I need to count the number of numbers on the right that are less than the number arr[i]. My problem is that the stack overflows at large sizes and I can't solve it in any way. Please tell me how can I refactor my code to avoid the error StackOverflow?

public class Smaller {
    public static int[] smaller(int[] unsorted) {
        int[] result = new int[unsorted.length];

        for (int i = 0; i < unsorted.length; i++) {
            result[i] = countSmaller(unsorted[i], 0, i + 1, unsorted);
        }

        return result;
    }

    private static int countSmaller(int currentNumber, int count, int index, int[] arr) {
        if (index >= arr.length) {
            return count;
        }

        return arr[index] < currentNumber
                ? countSmaller(currentNumber, count + 1, index + 1, arr)
                : countSmaller(currentNumber, count, index + 1, arr);
    }
}

Answer 1

I agree with comments questioning whether recursion is your best solution here, but if it's a requirement you can avoid stack overflow by chopping subproblems in half rather than whittling them down one-by-one. The logic is that the count in the remaining data will be the sum of the count in the first half plus the count in the second half of the remaining data. This reduces the stack growth from O(n) to O(log n).

Sorry for showing this in Python, but I don't have a Java compiler and I didn't want to risk non-functioning code.
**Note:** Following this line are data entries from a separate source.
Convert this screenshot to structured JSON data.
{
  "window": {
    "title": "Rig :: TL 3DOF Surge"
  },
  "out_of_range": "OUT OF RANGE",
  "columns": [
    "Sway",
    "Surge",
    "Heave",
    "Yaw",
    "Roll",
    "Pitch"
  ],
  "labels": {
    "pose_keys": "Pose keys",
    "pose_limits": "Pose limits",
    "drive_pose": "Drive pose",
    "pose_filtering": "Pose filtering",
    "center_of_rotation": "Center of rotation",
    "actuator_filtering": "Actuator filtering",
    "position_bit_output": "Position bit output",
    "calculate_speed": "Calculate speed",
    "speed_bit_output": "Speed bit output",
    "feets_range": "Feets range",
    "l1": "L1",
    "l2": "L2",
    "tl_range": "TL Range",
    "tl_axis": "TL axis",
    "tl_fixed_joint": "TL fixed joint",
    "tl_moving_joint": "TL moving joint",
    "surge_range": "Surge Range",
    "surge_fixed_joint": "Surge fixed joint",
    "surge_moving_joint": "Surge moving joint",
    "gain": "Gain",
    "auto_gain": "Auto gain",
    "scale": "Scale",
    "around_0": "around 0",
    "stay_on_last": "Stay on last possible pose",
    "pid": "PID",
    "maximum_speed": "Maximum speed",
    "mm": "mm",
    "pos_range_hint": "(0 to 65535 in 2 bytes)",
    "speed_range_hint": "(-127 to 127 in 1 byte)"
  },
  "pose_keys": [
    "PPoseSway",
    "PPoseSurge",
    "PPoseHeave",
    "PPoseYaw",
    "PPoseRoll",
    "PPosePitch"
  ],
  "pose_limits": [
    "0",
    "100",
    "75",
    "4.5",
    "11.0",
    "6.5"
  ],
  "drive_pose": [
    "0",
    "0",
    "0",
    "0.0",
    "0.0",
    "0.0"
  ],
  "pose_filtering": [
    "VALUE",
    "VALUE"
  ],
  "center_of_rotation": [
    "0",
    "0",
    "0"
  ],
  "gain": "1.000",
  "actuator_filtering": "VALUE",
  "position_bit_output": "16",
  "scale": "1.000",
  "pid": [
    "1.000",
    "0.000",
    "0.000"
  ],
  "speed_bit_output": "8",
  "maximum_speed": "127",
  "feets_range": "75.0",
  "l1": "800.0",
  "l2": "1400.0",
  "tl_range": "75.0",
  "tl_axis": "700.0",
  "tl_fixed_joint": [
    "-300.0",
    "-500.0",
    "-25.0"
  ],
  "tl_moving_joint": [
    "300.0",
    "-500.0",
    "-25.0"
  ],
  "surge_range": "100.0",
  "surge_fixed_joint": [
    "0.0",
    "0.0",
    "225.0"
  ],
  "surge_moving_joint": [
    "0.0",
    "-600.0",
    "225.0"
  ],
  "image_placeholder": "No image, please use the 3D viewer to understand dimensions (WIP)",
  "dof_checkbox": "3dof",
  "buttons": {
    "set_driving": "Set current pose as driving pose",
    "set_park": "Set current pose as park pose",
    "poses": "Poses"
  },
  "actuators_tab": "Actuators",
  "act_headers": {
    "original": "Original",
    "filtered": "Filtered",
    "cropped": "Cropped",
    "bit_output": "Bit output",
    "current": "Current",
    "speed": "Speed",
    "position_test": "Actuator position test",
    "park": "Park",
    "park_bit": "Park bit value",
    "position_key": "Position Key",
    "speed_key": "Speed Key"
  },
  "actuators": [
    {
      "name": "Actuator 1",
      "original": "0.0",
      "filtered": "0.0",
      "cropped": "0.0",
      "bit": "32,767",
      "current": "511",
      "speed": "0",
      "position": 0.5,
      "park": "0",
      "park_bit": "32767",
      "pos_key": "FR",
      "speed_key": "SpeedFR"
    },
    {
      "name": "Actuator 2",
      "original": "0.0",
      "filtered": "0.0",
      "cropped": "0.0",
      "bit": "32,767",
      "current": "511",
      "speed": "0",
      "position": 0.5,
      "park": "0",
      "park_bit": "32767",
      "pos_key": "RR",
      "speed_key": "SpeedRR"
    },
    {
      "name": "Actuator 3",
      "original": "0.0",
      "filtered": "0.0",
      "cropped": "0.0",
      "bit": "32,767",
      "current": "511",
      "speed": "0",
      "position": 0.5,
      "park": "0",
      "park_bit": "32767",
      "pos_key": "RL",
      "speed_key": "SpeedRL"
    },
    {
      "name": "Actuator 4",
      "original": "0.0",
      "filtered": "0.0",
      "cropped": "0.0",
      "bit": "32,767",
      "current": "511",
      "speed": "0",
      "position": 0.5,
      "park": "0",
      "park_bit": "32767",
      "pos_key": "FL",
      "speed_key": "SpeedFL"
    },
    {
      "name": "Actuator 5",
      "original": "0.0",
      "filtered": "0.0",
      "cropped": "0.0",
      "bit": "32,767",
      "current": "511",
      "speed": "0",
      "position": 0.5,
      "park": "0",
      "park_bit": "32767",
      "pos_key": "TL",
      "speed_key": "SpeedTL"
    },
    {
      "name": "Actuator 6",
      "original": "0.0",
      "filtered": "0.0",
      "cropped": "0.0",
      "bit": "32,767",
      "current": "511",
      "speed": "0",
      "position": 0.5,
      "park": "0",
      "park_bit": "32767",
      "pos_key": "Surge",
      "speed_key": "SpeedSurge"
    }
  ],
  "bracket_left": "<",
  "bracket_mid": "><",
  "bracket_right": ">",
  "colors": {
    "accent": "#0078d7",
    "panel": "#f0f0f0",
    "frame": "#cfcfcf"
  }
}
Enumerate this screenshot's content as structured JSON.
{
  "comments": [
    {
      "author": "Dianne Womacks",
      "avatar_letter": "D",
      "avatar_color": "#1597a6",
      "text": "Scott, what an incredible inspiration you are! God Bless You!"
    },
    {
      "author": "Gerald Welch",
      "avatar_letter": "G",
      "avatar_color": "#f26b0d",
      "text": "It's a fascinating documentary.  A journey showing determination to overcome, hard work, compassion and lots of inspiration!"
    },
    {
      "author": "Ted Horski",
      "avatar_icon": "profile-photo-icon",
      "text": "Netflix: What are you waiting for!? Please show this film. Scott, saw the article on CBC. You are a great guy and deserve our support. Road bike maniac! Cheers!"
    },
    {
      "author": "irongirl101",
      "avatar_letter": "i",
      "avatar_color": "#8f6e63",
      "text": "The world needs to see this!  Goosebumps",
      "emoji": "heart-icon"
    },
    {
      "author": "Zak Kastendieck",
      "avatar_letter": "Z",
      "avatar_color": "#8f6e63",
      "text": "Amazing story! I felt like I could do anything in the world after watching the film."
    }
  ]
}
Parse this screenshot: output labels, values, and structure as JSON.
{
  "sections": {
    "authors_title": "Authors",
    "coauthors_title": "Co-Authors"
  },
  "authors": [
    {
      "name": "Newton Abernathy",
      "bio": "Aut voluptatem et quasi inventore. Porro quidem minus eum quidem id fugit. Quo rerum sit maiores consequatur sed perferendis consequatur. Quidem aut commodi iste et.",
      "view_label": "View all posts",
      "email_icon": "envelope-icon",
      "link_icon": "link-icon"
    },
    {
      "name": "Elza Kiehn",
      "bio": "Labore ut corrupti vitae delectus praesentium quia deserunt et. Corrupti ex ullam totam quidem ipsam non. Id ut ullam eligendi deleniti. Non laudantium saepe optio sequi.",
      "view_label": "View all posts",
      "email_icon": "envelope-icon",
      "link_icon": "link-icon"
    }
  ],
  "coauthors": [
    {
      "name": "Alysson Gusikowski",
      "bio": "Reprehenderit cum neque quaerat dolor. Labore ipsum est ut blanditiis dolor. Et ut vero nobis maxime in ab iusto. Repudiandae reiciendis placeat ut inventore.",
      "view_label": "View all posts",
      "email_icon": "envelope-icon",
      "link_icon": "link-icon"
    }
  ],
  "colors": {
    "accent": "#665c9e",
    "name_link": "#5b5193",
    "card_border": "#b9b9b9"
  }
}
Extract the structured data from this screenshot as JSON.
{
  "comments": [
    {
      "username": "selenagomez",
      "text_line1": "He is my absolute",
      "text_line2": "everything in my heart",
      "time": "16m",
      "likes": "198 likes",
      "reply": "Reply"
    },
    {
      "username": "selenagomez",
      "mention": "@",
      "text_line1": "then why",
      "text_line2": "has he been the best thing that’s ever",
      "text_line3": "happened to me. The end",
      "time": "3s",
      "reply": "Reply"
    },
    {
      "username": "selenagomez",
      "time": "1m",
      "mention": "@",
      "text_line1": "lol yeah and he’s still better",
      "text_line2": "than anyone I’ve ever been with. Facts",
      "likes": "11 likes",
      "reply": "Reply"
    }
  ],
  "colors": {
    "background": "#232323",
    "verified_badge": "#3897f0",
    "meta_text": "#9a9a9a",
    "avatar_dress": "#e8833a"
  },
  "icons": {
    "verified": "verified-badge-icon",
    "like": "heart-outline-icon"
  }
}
The following does the trick and should be easy for you to translate:

def smaller(unsorted):
    result = []
    for i in range(len(unsorted)):
        result.append(countSmaller(unsorted[i], i+1, len(unsorted)-1, unsorted))
    return result

def countSmaller(threshold, start, end, unsorted):
    if start < end:
        mid = start + (end - start) // 2    # double slash is integer division
        count = countSmaller(threshold, start, mid, unsorted)
        count += countSmaller(threshold, mid+1, end, unsorted)
        return count
    elif start == end:
        if unsorted[start] < threshold:
            return 1
    return 0

data = [10, 9, 8, 11, 7, 6]
print(smaller(data))    # [4, 3, 2, 2, 1, 0]

print(smaller([]))      # []

print(smaller([42]))    # [0]

With O(log n) stack growth, this should be able to handle ridonculously big arrays.